The third full-time position for the technology department will join Ryan Eaton and Celia Robertson in maintaining the 135-plus machines and devices used by county employees. Jasper County Auditor Dennis Parrott praised the hard work done by Eaton and Robertson, and said a third person is needed to help get to all the different locations around the county where support is needed.
Eaton said a new position should be created to give county employees someone to contact for help in the event of difficulties or with questions, with Robertson and himself generally freed up to work on other projects.
“This won’t be a help-desk type of position,” Eaton. “The person working on this will be a first point of contact.”
Supervisor Joe Brock said after the meeting the money needed for both positions was already earmarked during the last annual budget planning cycle.
In other business Tuesday, the board:
• Approved a 40-year agreement with Martin Marietta Materials, Inc. for work to be done on Sully Mine. There are 12 detailed points to the agreement.
• Heard from citizen Max Rayburn about concerns with the pavement condition along North Fourth Avenue East near Halter Avenue and the bridge over Elk Creek. Supervisor Denny Carpenter told Rayburn, who has complained to local government in the past about damage from ice-removal salt, that the county could easily remove all the pavement in the area and make it gravel, which didn’t please Rayburn in the least.

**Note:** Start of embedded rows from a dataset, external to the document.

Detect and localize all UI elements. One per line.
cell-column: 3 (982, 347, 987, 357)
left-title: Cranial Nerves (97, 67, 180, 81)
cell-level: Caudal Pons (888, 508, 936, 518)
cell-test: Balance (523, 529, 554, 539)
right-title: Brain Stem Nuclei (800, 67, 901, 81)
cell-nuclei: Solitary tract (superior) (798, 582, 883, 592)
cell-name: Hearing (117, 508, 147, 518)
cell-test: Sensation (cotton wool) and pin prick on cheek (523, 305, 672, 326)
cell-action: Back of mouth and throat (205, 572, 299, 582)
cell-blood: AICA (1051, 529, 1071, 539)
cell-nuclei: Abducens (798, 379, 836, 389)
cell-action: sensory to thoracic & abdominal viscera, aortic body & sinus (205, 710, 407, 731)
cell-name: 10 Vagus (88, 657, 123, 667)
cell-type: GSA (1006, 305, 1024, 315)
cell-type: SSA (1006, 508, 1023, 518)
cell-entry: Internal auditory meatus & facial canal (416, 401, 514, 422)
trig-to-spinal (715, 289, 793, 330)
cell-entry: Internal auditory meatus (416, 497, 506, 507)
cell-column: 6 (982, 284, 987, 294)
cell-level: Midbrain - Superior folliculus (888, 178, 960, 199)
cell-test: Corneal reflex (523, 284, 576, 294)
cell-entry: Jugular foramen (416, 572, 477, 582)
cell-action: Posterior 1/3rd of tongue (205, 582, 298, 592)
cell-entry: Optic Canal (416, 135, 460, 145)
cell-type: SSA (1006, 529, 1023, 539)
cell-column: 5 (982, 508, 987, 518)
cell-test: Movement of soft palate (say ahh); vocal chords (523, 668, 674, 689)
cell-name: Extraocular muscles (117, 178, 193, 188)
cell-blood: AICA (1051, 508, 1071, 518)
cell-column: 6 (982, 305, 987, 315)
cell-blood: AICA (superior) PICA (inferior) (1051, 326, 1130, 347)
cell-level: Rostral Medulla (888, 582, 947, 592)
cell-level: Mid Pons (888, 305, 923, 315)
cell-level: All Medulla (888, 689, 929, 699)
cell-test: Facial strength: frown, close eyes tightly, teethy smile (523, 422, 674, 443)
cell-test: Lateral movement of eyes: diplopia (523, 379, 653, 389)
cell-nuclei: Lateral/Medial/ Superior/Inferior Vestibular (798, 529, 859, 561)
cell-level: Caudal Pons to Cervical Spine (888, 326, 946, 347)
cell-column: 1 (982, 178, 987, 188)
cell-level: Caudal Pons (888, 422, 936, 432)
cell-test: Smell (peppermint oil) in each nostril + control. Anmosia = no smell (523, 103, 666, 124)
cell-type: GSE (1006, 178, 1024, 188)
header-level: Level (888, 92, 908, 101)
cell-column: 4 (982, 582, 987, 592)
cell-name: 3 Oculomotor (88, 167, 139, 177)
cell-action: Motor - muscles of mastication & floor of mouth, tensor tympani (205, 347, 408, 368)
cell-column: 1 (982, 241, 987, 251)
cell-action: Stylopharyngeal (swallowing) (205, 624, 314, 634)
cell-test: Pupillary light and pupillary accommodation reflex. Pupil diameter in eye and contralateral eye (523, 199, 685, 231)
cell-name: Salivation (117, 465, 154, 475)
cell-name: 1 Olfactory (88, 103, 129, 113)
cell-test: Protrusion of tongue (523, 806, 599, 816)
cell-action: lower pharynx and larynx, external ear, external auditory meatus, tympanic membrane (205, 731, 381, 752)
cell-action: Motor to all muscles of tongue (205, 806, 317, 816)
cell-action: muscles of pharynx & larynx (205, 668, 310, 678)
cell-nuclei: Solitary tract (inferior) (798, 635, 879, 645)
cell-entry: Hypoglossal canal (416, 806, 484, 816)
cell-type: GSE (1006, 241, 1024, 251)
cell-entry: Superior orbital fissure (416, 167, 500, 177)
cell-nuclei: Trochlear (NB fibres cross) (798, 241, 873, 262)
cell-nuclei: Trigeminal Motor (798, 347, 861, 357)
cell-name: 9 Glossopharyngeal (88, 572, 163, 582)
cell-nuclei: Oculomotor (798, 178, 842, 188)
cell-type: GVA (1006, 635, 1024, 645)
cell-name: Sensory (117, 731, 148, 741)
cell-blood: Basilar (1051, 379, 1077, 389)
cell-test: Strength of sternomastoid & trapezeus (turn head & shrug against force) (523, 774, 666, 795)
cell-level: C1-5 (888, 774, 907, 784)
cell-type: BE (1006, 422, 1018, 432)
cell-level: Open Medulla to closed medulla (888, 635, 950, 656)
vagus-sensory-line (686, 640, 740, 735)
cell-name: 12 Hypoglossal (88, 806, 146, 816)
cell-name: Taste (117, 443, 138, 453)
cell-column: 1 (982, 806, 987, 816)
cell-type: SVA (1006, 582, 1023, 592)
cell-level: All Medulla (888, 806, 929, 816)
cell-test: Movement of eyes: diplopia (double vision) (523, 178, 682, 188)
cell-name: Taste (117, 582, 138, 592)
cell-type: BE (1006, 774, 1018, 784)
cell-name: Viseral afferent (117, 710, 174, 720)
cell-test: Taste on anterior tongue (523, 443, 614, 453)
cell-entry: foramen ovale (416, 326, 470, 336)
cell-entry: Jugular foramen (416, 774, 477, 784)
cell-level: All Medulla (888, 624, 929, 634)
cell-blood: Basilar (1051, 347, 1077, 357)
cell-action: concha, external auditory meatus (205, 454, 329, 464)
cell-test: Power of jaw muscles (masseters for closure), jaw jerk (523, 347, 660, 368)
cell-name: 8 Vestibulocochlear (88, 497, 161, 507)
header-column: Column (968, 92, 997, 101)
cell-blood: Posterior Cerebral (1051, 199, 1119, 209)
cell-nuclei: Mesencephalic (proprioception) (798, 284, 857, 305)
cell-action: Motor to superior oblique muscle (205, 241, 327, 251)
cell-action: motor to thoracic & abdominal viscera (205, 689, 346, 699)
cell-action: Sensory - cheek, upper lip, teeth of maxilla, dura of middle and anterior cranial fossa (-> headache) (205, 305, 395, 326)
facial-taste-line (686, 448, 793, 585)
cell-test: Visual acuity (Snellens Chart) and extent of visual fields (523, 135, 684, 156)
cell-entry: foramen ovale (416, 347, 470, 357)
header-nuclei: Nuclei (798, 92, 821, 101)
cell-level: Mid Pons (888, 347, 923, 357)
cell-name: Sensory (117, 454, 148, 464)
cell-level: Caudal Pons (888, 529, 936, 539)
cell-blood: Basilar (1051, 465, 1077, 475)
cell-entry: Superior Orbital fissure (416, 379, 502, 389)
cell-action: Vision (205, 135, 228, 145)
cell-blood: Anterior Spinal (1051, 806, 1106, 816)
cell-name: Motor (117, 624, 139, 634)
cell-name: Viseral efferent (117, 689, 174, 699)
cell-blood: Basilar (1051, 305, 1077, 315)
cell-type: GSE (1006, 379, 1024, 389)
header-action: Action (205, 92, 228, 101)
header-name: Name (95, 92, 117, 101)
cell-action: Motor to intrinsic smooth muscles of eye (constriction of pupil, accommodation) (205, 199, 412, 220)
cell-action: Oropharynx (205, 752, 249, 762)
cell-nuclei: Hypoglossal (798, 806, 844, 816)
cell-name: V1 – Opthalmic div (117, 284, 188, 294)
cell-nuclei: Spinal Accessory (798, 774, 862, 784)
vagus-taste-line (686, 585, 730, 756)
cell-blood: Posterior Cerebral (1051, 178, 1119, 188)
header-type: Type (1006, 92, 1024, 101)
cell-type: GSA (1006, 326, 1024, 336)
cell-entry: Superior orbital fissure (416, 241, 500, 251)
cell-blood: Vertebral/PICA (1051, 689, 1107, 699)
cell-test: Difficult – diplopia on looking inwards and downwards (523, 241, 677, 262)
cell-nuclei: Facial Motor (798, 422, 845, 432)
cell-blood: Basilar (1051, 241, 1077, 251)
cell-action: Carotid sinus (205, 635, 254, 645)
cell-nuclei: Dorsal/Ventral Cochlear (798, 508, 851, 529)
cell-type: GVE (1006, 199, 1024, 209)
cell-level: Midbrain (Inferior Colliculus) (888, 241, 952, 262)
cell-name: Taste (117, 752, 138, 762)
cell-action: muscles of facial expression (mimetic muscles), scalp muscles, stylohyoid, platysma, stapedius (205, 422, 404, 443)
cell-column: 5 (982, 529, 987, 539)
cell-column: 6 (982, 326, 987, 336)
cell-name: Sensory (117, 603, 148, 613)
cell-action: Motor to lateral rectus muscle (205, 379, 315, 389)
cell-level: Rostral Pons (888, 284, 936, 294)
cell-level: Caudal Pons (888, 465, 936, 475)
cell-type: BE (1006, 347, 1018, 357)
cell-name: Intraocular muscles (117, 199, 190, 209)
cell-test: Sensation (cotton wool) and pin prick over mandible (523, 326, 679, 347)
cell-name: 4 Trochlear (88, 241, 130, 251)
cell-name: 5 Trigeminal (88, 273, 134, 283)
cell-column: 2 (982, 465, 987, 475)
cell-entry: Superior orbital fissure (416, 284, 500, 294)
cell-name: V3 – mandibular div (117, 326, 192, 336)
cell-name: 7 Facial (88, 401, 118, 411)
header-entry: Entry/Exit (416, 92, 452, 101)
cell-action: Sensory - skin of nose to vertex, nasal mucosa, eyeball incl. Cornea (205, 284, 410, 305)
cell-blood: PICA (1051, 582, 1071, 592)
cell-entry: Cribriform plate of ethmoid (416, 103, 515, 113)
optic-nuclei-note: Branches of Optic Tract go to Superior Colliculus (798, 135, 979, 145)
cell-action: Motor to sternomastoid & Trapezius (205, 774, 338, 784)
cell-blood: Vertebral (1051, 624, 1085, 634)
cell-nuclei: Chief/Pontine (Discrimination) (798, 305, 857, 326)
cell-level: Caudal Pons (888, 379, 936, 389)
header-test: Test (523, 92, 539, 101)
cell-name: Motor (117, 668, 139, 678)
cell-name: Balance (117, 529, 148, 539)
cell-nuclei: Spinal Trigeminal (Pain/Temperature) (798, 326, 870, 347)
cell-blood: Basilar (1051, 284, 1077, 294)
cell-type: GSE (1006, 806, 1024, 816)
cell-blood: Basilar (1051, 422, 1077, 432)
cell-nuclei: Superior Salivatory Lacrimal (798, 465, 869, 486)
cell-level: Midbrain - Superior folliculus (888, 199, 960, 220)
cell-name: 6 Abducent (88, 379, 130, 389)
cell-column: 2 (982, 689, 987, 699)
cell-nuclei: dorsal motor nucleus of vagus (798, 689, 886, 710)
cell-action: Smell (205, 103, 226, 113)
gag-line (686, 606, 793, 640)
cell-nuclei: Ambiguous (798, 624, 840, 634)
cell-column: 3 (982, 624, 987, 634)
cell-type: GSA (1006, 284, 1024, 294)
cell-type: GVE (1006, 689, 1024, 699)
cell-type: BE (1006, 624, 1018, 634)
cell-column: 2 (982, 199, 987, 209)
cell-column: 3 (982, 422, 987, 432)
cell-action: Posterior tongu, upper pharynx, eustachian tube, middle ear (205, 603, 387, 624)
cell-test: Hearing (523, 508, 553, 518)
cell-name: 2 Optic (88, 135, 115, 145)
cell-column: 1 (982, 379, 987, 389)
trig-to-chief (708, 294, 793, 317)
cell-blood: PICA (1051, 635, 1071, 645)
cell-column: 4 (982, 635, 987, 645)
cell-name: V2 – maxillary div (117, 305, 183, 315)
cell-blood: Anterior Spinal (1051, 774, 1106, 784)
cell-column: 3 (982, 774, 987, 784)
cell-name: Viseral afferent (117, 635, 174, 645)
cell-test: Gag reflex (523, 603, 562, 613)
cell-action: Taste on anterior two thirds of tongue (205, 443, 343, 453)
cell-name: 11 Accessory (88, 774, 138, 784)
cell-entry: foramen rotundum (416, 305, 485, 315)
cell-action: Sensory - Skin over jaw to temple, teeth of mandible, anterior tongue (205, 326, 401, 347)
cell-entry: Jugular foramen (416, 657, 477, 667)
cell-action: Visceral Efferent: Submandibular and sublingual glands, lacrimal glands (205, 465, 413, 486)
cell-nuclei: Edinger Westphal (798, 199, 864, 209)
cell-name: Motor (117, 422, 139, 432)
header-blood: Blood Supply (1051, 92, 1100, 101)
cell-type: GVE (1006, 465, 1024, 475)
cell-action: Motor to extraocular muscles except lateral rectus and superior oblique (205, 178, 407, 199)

Pam Olson of the engineer’s office said the section of North Fourth Avenue is on a list of locations set to receive upgrade work at some point.
• Approved fireworks permits for seven individuals and for Baxter Fun Days.
• Heard from Parrott, who praised his staff for their hard work in preparing for and executing a smooth primary election. Jasper was the first of the state’s 99 counties to report full results to the Secretary of State.
• Passed Resolution 1644, approving an updated list of about 100 bridges in the county that have weight restrictions.